Ancora poco e l’avrebbe vista in tutta la sua abbagliante completezza. Sapeva con certezza come eseguirla, eppure non aveva idea di come sarebbe stata, era ancora un sussurro ai margini della coscienza, ma adesso avrebbe preso forma…
-ancora tre movimenti-
Il mondo rallentò. Tutto sembrava immerso sott’acqua, il vecchio maestro era consapevole di tutto ciò che succedeva intorno a lui. Il suo avversario, il suo sudore e il suo respiro, il vibrare delle lame, gli uccelli tra i rami, il rumore dell’erba che cresce…
Tutto era perfetto, il luogo, il momento, la posizione, il soffiare del vento, il muoversi di ogni cosa. Solo adesso, ora o mai più…
-ancora due movimenti-
-ora uno soltanto-
È strano, a volte i sogni sorprendono anche se li si è inseguiti per tutta la vita. Lasciano del tutto sconcertati, forse perché nemmeno noi credevamo di poterli realizzare. E quando ce li troviamo davanti, veri, concreti e reali, la nostra prima reazione è pura incredulità, forse è un meccanismo del nostro cervello per non farci impazzire di fronte a tanta gioia e tristezza insieme. La realizzazione di un sogno in fondo, non è altro che la sua fine, la sua morte…
Il conte restò perduto nella sua meraviglia soltanto per un attimo, ma fu sufficiente. Se stai combattendo contro il miglior duellante del mondo non puoi distrarti. Nemmeno un istante. L’affondo, più veloce del lampo, arrivò dritto al petto del maestro, trafiggendolo.

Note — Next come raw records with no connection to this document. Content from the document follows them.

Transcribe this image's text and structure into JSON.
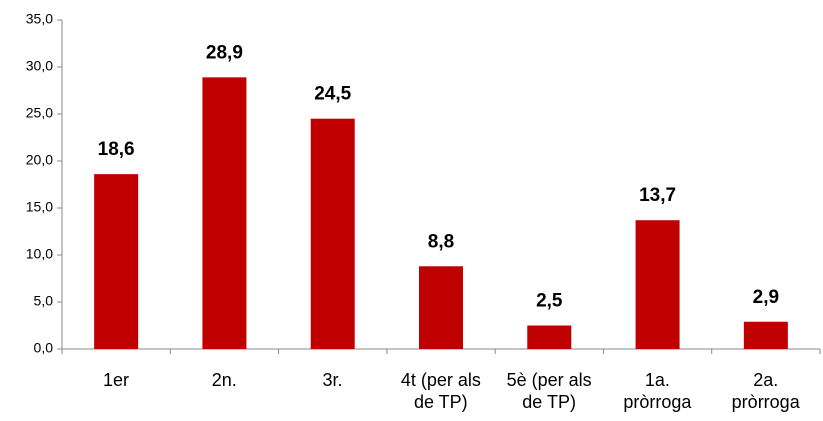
{
  "chart_data": {
    "type": "bar",
    "categories": [
      "1er",
      "2n.",
      "3r.",
      "4t (per als\nde TP)",
      "5è (per als\nde TP)",
      "1a.\npròrroga",
      "2a.\npròrroga"
    ],
    "values": [
      18.6,
      28.9,
      24.5,
      8.8,
      2.5,
      13.7,
      2.9
    ],
    "value_labels": [
      "18,6",
      "28,9",
      "24,5",
      "8,8",
      "2,5",
      "13,7",
      "2,9"
    ],
    "color": "#c00000",
    "ylim": [
      0,
      35
    ],
    "yticks": [
      {
        "value": 0,
        "label": "0,0"
      },
      {
        "value": 5,
        "label": "5,0"
      },
      {
        "value": 10,
        "label": "10,0"
      },
      {
        "value": 15,
        "label": "15,0"
      },
      {
        "value": 20,
        "label": "20,0"
      },
      {
        "value": 25,
        "label": "25,0"
      },
      {
        "value": 30,
        "label": "30,0"
      },
      {
        "value": 35,
        "label": "35,0"
      }
    ],
    "grid": false
  }
}
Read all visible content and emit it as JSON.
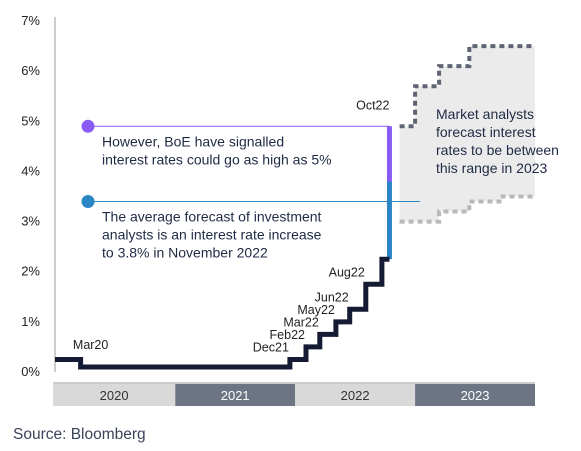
{
  "chart_data": {
    "type": "line",
    "y_ticks": [
      "0%",
      "1%",
      "2%",
      "3%",
      "4%",
      "5%",
      "6%",
      "7%"
    ],
    "ylim": [
      0,
      7
    ],
    "x_start": "2020-01-01",
    "x_end": "2024-01-01",
    "series": [
      {
        "values": [
          {
            "date": "2020-01-01",
            "rate": 0.25
          },
          {
            "date": "2020-03-19",
            "rate": 0.1
          },
          {
            "date": "2021-12-16",
            "rate": 0.25
          },
          {
            "date": "2022-02-03",
            "rate": 0.5
          },
          {
            "date": "2022-03-17",
            "rate": 0.75
          },
          {
            "date": "2022-05-05",
            "rate": 1.0
          },
          {
            "date": "2022-06-16",
            "rate": 1.25
          },
          {
            "date": "2022-08-04",
            "rate": 1.75
          },
          {
            "date": "2022-09-22",
            "rate": 2.25
          },
          {
            "date": "2022-10-15",
            "rate": 2.25
          }
        ]
      }
    ],
    "forecast_oct22": {
      "low": 2.25,
      "mid": 3.8,
      "high": 4.9
    },
    "forecast_2023_upper": [
      {
        "date": "2022-11-15",
        "rate": 4.9
      },
      {
        "date": "2023-01-01",
        "rate": 5.7
      },
      {
        "date": "2023-03-15",
        "rate": 6.1
      },
      {
        "date": "2023-06-15",
        "rate": 6.5
      },
      {
        "date": "2024-01-01",
        "rate": 6.5
      }
    ],
    "forecast_2023_lower": [
      {
        "date": "2022-11-15",
        "rate": 3.0
      },
      {
        "date": "2023-03-15",
        "rate": 3.2
      },
      {
        "date": "2023-06-15",
        "rate": 3.4
      },
      {
        "date": "2023-09-15",
        "rate": 3.5
      },
      {
        "date": "2024-01-01",
        "rate": 3.5
      }
    ],
    "step_labels": [
      {
        "text": "Mar20",
        "date": "2020-03-19",
        "rate": 0.1
      },
      {
        "text": "Dec21",
        "date": "2021-12-16",
        "rate": 0.25
      },
      {
        "text": "Feb22",
        "date": "2022-02-03",
        "rate": 0.5
      },
      {
        "text": "Mar22",
        "date": "2022-03-17",
        "rate": 0.75
      },
      {
        "text": "May22",
        "date": "2022-05-05",
        "rate": 1.0
      },
      {
        "text": "Jun22",
        "date": "2022-06-16",
        "rate": 1.25
      },
      {
        "text": "Aug22",
        "date": "2022-08-04",
        "rate": 1.75
      },
      {
        "text": "Oct22",
        "date": "2022-10-15",
        "rate": 4.9
      }
    ],
    "years": [
      {
        "label": "2020",
        "start": "2020-01-01",
        "end": "2021-01-01",
        "bg": "#d9d9d9",
        "fg": "#333333"
      },
      {
        "label": "2021",
        "start": "2021-01-01",
        "end": "2022-01-01",
        "bg": "#6d7585",
        "fg": "#ffffff"
      },
      {
        "label": "2022",
        "start": "2022-01-01",
        "end": "2023-01-01",
        "bg": "#d9d9d9",
        "fg": "#333333"
      },
      {
        "label": "2023",
        "start": "2023-01-01",
        "end": "2024-01-01",
        "bg": "#6d7585",
        "fg": "#ffffff"
      }
    ],
    "annotations": [
      {
        "key": "boe",
        "rate": 4.9,
        "color": "#8a5cf6",
        "lines": [
          "However, BoE have signalled",
          "interest rates could go as high as 5%"
        ]
      },
      {
        "key": "average",
        "rate": 3.4,
        "color": "#2b86c5",
        "lines": [
          "The average forecast of investment",
          "analysts is an interest rate increase",
          "to 3.8% in November 2022"
        ]
      }
    ],
    "market_note": [
      "Market analysts",
      "forecast interest",
      "rates to be between",
      "this range in 2023"
    ],
    "colors": {
      "line": "#141b33",
      "boe": "#8a5cf6",
      "average": "#2b86c5",
      "forecast_band": "#ebebeb",
      "forecast_dash": "#5f6575"
    }
  },
  "source": "Source: Bloomberg"
}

Quando una lama ti trapassa il cuore hai soltanto pochi secondi prima che la morte sopraggiunga, ma quei secondi, gli ultimi, possono essere un tempo lunghissimo. In quel tempo lunghissimo il vecchio maestro vide tante cose. Allora era vero che quando muori tutta la tua vita ti passa davanti in un attimo. Non era stata una brutta vita, in fin dei conti, bella ed emozionante fino alla fine. Peccato non essere riuscito a vibrare la stoccata perfetta, ma era già tanto averla finalmente trovata, averla sentita come si sente il vento sulla pelle. Era già tanto aver combattuto il più spettacolare duello mai visto, ne avrebbero parlato per decenni, ne era certo. Del resto forse il destino non avrebbe mai permesso che si realizzasse una cosa veramente perfetta in questo mondo fatto di imperfezioni, era già tanto aver potuto vederla, la perfezione, essercisi avvicinato a tal punto da crederla raggiungibile . Mica è una cosa che capita a tutti.
L’ultima immagine che il conte vide fu quella di suo figlio. Il volto sconvolto, le lacrime agli occhi. Fin troppo sensibile, come aveva potuto renderlo tanto infelice? Ma c’era qualcos’altro nel suo sguardo, oltre al dolore, anche stupore, comprensione, come una specie di rivelazione e lo guardava come se volesse dirgli qualcosa, ma senza trovare le parole. Forse… Forse l’aveva vista anche lui? Forse… no, era impossibile, come avrebbe potuto? Eppure…
Il vecchio maestro non poté porsi altra domande, scivolò a terra e morì.
La stoccata perfetta non esiste, o meglio, ce ne sono tante. Ogni colpo che raggiunge il suo scopo è perfetto. Ma con la mossa opportuna lo si potrebbe parare. Quindi un assalto tra spadaccini esperti in teoria potrebbe durare in eterno. Ma il Destino, che spesso si serve dell'imprevisto, pone fine alla lotta, inducendo in errore uno degli avversari. Perciò il segreto è questo: occorre concentrarsi e tenere a bada il Destino, anche solo il tempo necessario perchè l'errore lo commetta l'altro. Tutto il resto è illusione.